C’est pourtant trois ans à peine après la naissance de son ultime enfant qu’ Agnès, le 25 mars 1793, prit congé de la vie : elle n’était âgée que d’une cinquantaine d’années. Valentin ne tarda guère à la rejoindre dans la tombe : il disparut le 25 janvier de l’année suivante, ayant atteint quant à lui une soixantaine d’années.
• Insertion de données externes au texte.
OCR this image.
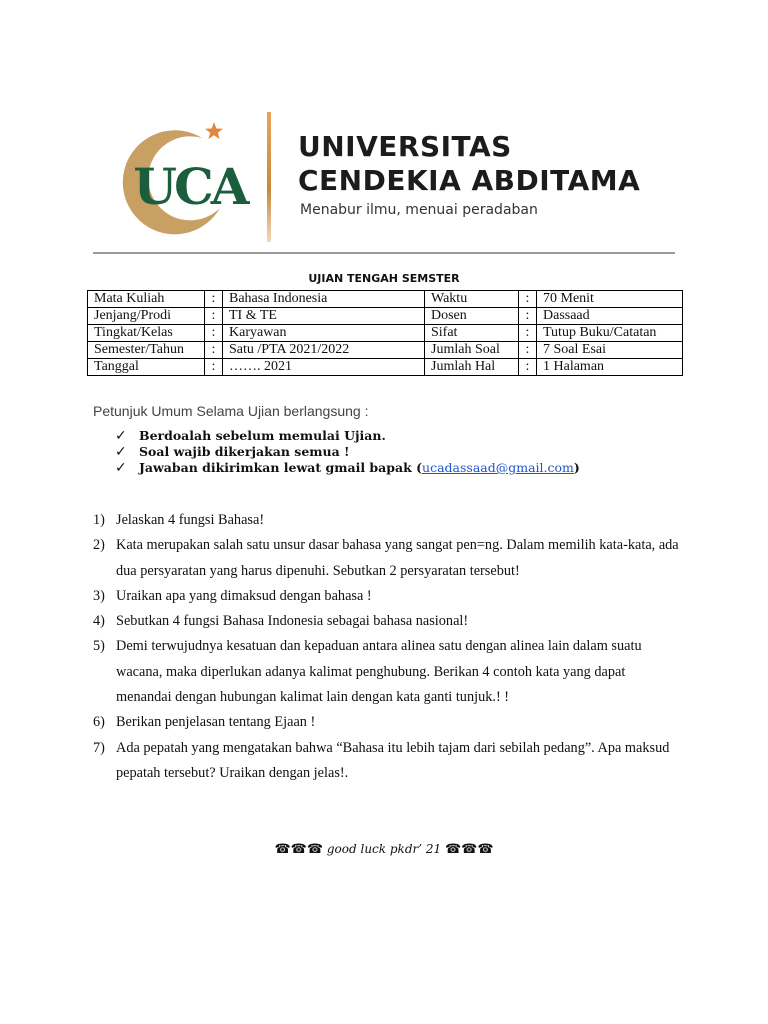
UCA
UNIVERSITAS
CENDEKIA ABDITAMA
Menabur ilmu, menuai peradaban
UJIAN TENGAH SEMSTER
Mata Kuliah	:	Bahasa Indonesia	Waktu	:	70 Menit
Jenjang/Prodi	:	TI & TE	Dosen	:	Dassaad
Tingkat/Kelas	:	Karyawan	Sifat	:	Tutup Buku/Catatan
Semester/Tahun	:	Satu /PTA 2021/2022	Jumlah Soal	:	7 Soal Esai
Tanggal	:	……. 2021	Jumlah Hal	:	1 Halaman
Petunjuk Umum Selama Ujian berlangsung :
✓ Berdoalah sebelum memulai Ujian.
✓ Soal wajib dikerjakan semua !
✓ Jawaban dikirimkan lewat gmail bapak (ucadassaad@gmail.com)
1) Jelaskan 4 fungsi Bahasa!
2) Kata merupakan salah satu unsur dasar bahasa yang sangat pen=ng. Dalam memilih kata-kata, ada dua persyaratan yang harus dipenuhi. Sebutkan 2 persyaratan tersebut!
3) Uraikan apa yang dimaksud dengan bahasa !
4) Sebutkan 4 fungsi Bahasa Indonesia sebagai bahasa nasional!
5) Demi terwujudnya kesatuan dan kepaduan antara alinea satu dengan alinea lain dalam suatu wacana, maka diperlukan adanya kalimat penghubung. Berikan 4 contoh kata yang dapat menandai dengan hubungan kalimat lain dengan kata ganti tunjuk.! !
6) Berikan penjelasan tentang Ejaan !
7) Ada pepatah yang mengatakan bahwa “Bahasa itu lebih tajam dari sebilah pedang”. Apa maksud pepatah tersebut? Uraikan dengan jelas!.
☎☎☎ good luck pkdr’ 21 ☎☎☎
Dès lors, leurs nombreux enfants se muèrent en orphelins, les derniers en bas âge. Les registres de catholicité ne disent évidemment rien d’éventuelles dispositions testamentaires, du règlement de la succession, du choix des tuteurs. On pressent néanmoins que ce drame familial dans la maison du sołtys de Kaniew a quelque chose à voir avec la « galère » qu’ont vécue les GRODZICKI de la première moitié du XIXe siècle. Il se déroule, de plus, à un moment historiquement sensible, celui des deuxième et troisième partages du pays : la Pologne démembrée agonise, et la postérité du sołtys, tout à la fois privée de père et de patrie, devient sujette du roi de Prusse, dont l’administration et la législation ont pu avoir leur mot à dire dans la dévolution des biens et des terres du défunt. Mais faute de sources, on ne peut être plus précis sur ce point qu’il aurait été très intéressant d’éclairer.